In nearly the first ten minutes of coming up with the idea for the product, I immediately began to think of competition. This told me that the idea was business-ready. I knew almost immediately after working out some of the details of the product - that this is a product that could be marketed, sold. We were able to sketch out the numbers of the first month of operation in our heads. This is a serious business idea. And it will need a major stock purchase to get it going.

But here's how you make your old shareholders happy. You don't reinvent the shareholder pool - even if you've reinvented your product line. It's your prerogative to be able to roll with the punches and put out a new product line. But the shareholders didn't invest in a product - they invested in you. Sure, they thought your product would've been the cat's ass and thats part of it - but they invested in your ability to bring +a+ product to market and return their money in spades.

So in this case, I've got a clear view of not only the product, the vision and the business plan - and I've probably got a good start on the problem of where to find seed capital. And this solution might not work for you, but I will sketch it out for you just the same.

We've got a product idea that opens up a new market for a similiar product in another foreign market. This business entity is currently deadlocked into competition with a major rival, and has focussed their energy in that geographical area. And it's paying off. Their revenues are heading skyward.

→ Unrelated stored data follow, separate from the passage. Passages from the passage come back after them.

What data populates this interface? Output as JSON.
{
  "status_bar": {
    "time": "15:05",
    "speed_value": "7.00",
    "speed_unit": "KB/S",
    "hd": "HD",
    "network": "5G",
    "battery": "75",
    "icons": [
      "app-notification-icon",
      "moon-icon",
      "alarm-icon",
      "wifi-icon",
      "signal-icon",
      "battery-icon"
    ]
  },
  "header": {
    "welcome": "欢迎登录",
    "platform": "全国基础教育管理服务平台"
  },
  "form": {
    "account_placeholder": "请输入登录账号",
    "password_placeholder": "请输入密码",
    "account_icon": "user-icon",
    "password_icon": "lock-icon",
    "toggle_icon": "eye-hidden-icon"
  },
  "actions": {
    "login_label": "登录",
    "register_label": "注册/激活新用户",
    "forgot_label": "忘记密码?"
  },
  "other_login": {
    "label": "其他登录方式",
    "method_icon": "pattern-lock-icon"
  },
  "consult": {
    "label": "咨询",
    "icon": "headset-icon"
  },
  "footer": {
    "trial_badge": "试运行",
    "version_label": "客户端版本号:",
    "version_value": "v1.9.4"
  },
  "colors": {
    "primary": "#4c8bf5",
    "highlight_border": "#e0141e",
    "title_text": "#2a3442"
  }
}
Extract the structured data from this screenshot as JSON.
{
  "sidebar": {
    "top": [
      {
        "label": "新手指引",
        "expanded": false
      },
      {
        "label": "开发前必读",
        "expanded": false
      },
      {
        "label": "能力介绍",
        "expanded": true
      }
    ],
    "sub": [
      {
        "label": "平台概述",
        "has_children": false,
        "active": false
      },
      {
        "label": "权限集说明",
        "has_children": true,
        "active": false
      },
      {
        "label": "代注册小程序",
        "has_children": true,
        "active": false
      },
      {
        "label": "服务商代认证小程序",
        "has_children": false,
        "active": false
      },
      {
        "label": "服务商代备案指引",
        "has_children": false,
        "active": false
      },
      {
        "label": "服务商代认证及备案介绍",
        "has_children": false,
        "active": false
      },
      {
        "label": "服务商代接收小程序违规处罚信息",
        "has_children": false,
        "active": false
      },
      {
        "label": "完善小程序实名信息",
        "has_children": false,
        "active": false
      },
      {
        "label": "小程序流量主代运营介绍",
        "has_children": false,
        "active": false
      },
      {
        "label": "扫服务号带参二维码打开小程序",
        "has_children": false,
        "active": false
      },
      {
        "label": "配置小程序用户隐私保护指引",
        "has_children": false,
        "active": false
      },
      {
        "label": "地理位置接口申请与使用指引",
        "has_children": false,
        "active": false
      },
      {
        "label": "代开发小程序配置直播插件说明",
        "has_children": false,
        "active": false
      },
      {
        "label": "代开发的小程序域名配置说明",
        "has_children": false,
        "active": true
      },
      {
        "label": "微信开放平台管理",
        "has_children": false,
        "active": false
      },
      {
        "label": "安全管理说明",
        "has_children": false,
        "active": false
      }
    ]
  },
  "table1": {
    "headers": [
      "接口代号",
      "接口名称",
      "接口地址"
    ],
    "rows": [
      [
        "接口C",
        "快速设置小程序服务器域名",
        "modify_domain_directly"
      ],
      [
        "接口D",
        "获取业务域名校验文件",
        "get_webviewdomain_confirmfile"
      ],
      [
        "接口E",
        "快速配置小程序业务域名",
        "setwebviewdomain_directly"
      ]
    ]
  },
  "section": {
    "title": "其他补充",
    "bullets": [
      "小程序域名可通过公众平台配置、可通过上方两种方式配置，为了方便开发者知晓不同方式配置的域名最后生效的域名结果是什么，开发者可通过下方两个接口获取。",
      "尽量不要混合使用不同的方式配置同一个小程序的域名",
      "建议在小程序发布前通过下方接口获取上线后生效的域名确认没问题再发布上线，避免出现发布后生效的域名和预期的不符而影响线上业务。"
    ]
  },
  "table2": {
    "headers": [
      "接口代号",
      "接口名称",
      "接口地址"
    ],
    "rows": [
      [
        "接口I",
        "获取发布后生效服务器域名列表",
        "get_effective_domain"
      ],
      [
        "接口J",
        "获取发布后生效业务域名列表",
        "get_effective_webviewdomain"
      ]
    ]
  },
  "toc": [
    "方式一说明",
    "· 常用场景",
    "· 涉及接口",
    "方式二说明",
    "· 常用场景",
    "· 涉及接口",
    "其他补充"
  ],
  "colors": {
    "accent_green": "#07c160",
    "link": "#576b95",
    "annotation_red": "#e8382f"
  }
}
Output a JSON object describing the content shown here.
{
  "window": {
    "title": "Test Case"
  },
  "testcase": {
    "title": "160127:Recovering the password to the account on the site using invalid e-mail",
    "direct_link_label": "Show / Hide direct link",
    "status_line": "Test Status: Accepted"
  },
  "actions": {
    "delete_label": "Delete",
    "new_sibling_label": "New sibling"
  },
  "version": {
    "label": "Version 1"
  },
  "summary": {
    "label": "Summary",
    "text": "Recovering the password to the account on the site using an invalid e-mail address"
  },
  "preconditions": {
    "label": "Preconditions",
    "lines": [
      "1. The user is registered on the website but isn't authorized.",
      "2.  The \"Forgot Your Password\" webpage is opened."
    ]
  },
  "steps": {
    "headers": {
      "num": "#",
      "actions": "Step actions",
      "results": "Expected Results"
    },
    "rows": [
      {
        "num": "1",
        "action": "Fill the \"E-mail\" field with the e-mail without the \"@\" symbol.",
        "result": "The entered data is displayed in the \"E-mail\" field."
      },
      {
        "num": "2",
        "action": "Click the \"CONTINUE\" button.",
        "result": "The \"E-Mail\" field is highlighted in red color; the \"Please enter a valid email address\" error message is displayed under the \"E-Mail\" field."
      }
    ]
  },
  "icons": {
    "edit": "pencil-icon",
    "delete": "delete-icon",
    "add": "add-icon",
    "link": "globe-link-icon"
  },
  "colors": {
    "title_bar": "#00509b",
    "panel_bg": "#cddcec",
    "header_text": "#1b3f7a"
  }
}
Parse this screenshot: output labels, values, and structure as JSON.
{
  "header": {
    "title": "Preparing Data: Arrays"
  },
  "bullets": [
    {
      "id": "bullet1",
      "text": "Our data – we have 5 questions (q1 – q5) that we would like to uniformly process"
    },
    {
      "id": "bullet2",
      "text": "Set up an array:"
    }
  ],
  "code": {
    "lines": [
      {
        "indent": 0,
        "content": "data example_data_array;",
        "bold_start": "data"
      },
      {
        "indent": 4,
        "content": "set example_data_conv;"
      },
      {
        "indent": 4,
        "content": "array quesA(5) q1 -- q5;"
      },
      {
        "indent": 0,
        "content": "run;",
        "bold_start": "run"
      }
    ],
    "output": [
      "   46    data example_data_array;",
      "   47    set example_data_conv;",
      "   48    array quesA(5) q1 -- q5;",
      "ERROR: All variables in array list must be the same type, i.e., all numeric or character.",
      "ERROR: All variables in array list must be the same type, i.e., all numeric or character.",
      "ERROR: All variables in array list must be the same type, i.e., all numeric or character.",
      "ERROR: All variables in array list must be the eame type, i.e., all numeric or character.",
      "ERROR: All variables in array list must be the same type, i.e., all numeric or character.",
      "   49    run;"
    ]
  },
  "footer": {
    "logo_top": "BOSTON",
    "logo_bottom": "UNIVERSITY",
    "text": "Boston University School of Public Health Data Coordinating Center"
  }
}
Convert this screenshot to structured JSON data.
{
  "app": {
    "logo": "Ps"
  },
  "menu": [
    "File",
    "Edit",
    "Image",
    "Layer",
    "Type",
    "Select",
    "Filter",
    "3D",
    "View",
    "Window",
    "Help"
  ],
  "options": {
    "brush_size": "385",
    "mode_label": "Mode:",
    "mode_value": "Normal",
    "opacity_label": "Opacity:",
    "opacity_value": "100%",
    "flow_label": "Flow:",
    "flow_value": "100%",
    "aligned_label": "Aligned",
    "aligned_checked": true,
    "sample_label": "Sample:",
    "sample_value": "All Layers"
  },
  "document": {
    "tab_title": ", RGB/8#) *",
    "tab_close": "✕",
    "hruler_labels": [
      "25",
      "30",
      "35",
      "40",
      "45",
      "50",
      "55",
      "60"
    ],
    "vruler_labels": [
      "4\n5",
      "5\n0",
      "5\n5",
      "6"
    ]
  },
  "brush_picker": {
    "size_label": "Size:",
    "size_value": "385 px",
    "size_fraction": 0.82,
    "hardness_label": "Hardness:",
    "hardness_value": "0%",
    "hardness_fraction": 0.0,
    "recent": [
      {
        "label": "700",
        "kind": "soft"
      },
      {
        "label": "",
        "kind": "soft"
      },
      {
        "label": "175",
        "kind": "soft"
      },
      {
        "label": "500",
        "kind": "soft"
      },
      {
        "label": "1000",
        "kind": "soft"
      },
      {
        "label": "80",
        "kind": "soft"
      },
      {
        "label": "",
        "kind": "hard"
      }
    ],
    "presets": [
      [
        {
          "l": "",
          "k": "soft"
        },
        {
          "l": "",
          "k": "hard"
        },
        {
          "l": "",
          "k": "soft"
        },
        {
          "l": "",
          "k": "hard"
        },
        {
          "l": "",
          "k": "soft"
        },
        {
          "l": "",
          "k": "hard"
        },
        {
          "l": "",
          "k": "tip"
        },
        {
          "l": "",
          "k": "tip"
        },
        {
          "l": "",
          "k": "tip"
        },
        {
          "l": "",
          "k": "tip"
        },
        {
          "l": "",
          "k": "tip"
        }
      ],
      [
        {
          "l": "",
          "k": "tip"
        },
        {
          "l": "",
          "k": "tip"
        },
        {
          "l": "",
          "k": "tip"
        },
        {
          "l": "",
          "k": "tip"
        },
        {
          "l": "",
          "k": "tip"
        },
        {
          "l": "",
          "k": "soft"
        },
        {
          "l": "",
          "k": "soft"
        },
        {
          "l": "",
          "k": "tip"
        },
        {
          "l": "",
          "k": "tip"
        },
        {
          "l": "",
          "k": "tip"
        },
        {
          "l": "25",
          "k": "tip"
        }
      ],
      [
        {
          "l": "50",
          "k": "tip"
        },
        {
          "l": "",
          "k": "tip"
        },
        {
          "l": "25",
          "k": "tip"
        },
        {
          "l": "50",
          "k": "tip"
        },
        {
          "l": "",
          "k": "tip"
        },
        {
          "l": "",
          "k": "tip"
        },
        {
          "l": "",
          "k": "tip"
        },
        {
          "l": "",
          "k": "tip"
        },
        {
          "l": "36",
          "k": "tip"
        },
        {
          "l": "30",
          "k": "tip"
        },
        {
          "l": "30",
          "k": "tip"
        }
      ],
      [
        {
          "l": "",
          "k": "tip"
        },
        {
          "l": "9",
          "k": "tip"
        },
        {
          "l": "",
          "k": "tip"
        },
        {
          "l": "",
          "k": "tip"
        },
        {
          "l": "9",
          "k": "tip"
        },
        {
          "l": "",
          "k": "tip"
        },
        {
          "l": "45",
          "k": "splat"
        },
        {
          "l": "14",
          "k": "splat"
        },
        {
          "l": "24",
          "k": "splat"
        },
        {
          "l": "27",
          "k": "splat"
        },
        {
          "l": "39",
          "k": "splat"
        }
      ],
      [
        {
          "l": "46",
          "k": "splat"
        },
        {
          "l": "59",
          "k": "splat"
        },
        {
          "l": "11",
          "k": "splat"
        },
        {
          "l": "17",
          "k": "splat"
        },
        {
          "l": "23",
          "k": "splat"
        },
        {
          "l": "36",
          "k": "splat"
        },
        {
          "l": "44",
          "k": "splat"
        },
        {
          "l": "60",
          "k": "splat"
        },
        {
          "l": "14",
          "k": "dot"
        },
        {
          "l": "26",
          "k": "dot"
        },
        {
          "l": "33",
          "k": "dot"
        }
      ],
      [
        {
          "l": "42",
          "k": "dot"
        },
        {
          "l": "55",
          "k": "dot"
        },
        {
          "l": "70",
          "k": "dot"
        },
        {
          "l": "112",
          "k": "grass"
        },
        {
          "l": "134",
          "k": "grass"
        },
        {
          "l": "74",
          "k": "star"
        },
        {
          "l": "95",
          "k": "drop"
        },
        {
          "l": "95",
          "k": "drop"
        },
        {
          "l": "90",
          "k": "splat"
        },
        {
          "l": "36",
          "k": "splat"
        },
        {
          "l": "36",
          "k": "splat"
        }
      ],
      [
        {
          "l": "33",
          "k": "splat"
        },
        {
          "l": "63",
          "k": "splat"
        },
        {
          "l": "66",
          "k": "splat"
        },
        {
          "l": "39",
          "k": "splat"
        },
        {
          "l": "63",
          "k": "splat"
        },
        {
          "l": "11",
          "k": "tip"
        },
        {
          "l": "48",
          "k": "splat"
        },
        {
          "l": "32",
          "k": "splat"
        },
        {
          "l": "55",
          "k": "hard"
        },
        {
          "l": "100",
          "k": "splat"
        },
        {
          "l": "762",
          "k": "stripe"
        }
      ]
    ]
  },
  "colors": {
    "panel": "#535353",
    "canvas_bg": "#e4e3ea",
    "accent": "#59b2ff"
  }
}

Although our product is different, its similiar enough that they could re-brand and establish themselves through our product - into markets that we know they want to take. So the game plan is to first acquire the necessary pieces of the business startup that don't take heavy amounts of cash - things like VAR and licensing agreements, partnership, and infrastructure deals that would look very attractive to the mother ship. Then we propose to them, that they could buy a stake in our enterprise for a certain amount of stock capital. And in exchange we give them rebranding rights after a certain set of performance gates are cleared. If we fail to hit those gates, they are given the right to buy us out. If we meet them, we have part of their market and we can build and possibly even compete with them, but they will have the entry into the market that they wanted and they can test their brand.

There's an old saying that when the mouse dances with the elephant, the mouse will always get trampled. But sometimes thats the right way to go. Big business has a certain pattern that it follows in its dealings - like the queen, on the chess board - she makes a big target. A startup can quickly move into a space that can be shown to be highly lucrative - and your first circle of investors, your friends and anyone else that bought into you - can do whatever they like with what they take. Just make sure you buy them out before you get too big.

Privately held, C-corporation structures that have no 'built in LLC' type protection for the officers are good structures for this kind of thing. I would offer that your best bet, as an investor - is to go after this structure of an investment. And when you are pitching your stock, it will be first to friends, fools and family members. When you cash out and get them their money back - it will become a game to find out what would be an acceptable return on investment. Your best bet is to manage expectations, and exceed them as best as you can. The buyout pool that you need to have - if you want a streamlined entity, should not consist of more than 12 or so principal investors. They really like to see four or five good strong investors so if you have a buyout on the table, there are less moving parts to the deal.

Getting your stock pitch in front of the right people in the early stage of the game is important, but more importantly - plan your cash flow and make sure your business can operate through thick and thin while all of this is going on . The investment dollars only come in to expand marketing and sales, and you will have to be showing a visible trendline to attract that type of money. In short, you'll have to start it yourself - and be willing to go through all kinds of pain to get there. The pitch for your stock should not include all the trouble you will have getting your company into operation - it should focus on market, sales and the metrics that an investor can use to decide whether or not there is a clear path to return.

In the end, they will choose to invest in you. Not the product, or the company. It pays to have your homework done. But the investor is really only there to see that you're the kind of person that does the homework, and pass the exam.